Florence ist zuerst froh, dass sie nun einen Anhaltspunkt hat. Und gleichzeitig zweifelt sie: Ist es wirklich vorstellbar, dass sich eine Frau aus enttäuschter Liebe an Ricos neuer Freundin rächt? Nie hatte Florence mit dieser Frau Kontakt, und schon gar nicht hat sie ihr etwas angetan. Florence geht zum zweiten Mal zur Polizei, diesmal mit Unterstützung der Beraterin von der Stalking-Stelle. Sie erstattet Anzeige gegen Unbekannt und meldet ihren Verdacht.

Doch sie fühlt sich nicht besser – oft ist sogar das Gegenteil der Fall. Gegenüber Rico hatte die Frau schliesslich versichert, mit der Sache nichts zu tun zu haben. Florence macht sich Vorwürfe, eine Unbeteiligte in die Sache hineinzuziehen. Zu den Albträumen kommen Gewissensbisse und neue Selbstzweifel hinzu – während das unheimliche Gespenst weiterhin aktiv in ihrem Leben wütet.

Als das Jahr zu Ende geht, hat sie nur einen einzigen naiven Wunsch: Dass sich «dieser Mensch» einen guten Neujahrsvorsatz fasst und mit der ganzen Sache aufhört. Sie geht erneut zur Polizei, erkundigt sich telefonisch nach Neuigkeiten und wird immer wieder vertröstet – bis sie einen Anwalt einschaltet.

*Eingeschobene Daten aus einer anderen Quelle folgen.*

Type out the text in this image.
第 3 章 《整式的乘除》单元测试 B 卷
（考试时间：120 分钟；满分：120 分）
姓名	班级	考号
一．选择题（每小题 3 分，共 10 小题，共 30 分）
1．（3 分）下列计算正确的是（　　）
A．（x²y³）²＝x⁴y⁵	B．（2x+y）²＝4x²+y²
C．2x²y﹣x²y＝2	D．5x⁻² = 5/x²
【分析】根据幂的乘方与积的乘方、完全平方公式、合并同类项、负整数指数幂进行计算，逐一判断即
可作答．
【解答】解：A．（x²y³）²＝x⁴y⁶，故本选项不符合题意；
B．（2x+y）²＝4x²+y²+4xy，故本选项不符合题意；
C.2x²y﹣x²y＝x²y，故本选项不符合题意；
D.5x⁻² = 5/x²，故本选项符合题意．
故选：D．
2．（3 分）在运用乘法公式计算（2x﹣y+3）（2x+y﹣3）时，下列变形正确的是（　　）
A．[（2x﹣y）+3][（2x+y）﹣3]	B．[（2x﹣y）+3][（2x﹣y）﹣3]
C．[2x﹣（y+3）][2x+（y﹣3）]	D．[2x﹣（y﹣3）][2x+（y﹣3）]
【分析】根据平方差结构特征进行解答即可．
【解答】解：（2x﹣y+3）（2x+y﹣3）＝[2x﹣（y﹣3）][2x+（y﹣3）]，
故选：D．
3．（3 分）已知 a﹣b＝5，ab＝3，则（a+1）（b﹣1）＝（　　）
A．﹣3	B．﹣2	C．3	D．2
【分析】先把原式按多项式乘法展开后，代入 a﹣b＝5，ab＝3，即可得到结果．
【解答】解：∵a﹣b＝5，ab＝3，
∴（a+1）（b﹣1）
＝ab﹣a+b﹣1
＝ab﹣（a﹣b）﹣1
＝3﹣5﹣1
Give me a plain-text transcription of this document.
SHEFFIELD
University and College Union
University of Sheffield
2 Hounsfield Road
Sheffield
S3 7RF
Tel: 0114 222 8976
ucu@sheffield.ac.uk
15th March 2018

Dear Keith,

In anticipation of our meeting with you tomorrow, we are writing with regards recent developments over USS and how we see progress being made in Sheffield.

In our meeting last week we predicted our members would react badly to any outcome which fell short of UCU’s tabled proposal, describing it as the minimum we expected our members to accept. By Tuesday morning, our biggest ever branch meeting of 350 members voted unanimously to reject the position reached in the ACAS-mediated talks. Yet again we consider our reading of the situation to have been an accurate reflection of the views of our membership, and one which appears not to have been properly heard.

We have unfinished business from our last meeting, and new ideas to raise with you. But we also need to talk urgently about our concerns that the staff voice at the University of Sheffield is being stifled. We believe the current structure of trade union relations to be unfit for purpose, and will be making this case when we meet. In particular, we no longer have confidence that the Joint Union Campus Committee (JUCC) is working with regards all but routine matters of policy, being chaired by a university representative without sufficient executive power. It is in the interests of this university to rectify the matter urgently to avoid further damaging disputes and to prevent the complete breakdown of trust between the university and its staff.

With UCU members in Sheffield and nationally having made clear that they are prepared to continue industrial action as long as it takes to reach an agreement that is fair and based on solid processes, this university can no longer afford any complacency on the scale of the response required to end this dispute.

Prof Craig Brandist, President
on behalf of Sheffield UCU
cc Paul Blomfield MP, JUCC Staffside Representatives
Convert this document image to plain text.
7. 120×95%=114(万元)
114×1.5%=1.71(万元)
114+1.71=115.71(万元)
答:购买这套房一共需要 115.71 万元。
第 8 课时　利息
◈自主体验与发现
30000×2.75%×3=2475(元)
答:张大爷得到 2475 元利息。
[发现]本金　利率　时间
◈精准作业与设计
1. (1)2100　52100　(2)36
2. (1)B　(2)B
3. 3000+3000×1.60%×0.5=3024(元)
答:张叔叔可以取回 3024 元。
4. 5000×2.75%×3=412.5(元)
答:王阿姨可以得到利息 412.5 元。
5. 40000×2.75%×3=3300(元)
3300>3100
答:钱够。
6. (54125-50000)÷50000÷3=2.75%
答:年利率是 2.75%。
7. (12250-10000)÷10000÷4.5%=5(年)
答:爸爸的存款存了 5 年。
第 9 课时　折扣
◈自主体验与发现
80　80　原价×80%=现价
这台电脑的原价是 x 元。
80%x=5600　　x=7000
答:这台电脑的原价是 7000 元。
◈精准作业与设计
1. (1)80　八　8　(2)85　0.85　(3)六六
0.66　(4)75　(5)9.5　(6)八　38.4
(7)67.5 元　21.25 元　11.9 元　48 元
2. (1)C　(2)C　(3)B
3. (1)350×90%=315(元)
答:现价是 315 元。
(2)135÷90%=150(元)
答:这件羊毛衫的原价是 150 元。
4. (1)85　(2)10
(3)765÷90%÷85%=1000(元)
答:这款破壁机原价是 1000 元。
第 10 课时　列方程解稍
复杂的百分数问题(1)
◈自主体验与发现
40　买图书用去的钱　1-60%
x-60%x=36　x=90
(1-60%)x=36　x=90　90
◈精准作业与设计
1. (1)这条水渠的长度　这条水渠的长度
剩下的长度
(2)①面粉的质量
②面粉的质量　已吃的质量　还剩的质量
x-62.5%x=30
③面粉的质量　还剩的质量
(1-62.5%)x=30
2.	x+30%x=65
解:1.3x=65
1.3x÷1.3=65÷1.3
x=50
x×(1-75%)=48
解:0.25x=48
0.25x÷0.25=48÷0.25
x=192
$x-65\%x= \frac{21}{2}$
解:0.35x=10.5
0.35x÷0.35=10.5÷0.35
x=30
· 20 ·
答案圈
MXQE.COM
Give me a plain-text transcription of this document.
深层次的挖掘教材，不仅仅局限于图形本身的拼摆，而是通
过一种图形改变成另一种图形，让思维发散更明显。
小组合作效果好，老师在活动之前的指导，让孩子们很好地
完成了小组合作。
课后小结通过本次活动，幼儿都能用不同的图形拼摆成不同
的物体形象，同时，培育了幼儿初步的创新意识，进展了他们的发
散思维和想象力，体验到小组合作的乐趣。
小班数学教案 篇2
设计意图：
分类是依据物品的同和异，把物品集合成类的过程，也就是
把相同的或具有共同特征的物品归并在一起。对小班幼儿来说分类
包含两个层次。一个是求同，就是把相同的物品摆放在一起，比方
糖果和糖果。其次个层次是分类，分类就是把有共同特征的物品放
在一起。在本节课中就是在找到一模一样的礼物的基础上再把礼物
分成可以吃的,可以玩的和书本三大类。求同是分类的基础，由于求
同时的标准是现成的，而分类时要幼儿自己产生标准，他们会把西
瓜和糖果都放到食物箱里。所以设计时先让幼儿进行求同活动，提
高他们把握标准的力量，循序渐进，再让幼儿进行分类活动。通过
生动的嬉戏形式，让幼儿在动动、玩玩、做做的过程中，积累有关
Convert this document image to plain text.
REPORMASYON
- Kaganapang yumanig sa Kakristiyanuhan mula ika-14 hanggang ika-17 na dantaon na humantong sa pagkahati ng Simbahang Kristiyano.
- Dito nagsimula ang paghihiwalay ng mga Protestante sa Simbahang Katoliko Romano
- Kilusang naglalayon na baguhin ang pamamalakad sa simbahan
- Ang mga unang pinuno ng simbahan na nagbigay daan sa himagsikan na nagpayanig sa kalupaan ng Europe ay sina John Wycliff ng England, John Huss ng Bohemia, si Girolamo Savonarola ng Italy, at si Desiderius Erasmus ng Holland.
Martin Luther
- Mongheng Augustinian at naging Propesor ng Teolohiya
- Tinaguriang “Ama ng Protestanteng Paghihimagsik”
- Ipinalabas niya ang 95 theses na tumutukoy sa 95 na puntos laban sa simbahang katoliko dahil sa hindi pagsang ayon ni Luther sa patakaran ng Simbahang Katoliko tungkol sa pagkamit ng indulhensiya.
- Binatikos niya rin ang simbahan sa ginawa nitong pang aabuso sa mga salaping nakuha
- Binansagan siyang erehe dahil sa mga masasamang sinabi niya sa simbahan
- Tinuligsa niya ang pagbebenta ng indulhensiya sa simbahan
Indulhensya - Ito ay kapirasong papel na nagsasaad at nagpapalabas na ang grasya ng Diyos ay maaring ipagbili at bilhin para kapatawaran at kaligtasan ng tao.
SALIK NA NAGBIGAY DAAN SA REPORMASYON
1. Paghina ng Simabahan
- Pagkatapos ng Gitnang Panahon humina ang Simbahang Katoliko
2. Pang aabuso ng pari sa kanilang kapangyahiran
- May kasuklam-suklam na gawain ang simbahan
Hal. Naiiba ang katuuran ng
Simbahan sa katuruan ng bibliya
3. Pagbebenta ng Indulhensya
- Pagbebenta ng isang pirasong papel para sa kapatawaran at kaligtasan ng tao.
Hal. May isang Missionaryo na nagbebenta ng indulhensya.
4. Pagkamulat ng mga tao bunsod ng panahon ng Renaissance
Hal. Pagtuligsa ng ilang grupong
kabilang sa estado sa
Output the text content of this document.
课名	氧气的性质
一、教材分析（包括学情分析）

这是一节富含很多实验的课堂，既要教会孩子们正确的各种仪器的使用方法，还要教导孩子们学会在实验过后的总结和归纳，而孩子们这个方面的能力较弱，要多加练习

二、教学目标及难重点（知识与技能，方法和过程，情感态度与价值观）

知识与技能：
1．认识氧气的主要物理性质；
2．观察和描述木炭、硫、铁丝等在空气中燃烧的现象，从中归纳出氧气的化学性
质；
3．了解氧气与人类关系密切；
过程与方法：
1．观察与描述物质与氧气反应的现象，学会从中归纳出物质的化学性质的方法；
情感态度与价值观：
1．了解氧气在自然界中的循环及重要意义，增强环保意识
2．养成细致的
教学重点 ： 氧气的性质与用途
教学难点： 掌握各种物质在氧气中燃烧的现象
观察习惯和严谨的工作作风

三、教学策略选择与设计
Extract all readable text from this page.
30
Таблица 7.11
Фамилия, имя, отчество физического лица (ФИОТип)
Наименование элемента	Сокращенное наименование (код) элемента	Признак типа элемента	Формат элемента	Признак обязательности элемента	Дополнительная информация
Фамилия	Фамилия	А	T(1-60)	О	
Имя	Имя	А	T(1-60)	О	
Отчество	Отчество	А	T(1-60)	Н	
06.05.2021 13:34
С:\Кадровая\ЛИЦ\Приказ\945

Doch es wird noch Monate dauern, bis die Polizei der mutmasslichen Täterin unter Zuhilfenahme von IP-Adressen endlich auf die Schliche kommt. Die Staatsanwaltschaft leitet ein Verfahren ein – gegen jene Frau, die das Ende der kurzen Episode mit Rico nicht verkraften konnte. Erst als ihr die Polizei klarmacht, dass sie die Stalking-Vorwürfe beweisen kann, gesteht die Frau alles. «Es war eine Frustaktion», erklärt sie in der Vernehmung. «Ich habe einen Scheiss gemacht.»

Langsam nur findet Florence zu ihrer inneren Ruhe, zu ihrem Schlaf und zur Lebensfreude zurück. Kaputtmachen lassen hat sie sich nicht, aber sie ist erschöpft. Auch heute schleicht sich die Angst immer wieder ein: Was, wenn es wieder anfängt? «Es klingt irgendwie alles so harmlos», sagt sie beinahe entschuldigend, nachdem sie die ganze Geschichte ausführlich erzählt hat: «Aber wer es nicht selbst erlebt hat, kann nicht wissen, wie schlimm es ist.»

Bis in der Schweiz eine Stalking-Strafnorm in Kraft ist, die eine bessere Strafverfolgung in Fällen wie jenem von Florence möglich macht, wird voraussichtlich noch mindestens ein Jahr vergehen. Und mehr als anderthalb Jahre nachdem für Florence alles begonnen hat, ist ihre Sache auch vor Gericht noch nicht abgeschlossen.

* Namen und biografische Daten sind aus Gründen des Persönlichkeitsschutzes geändert.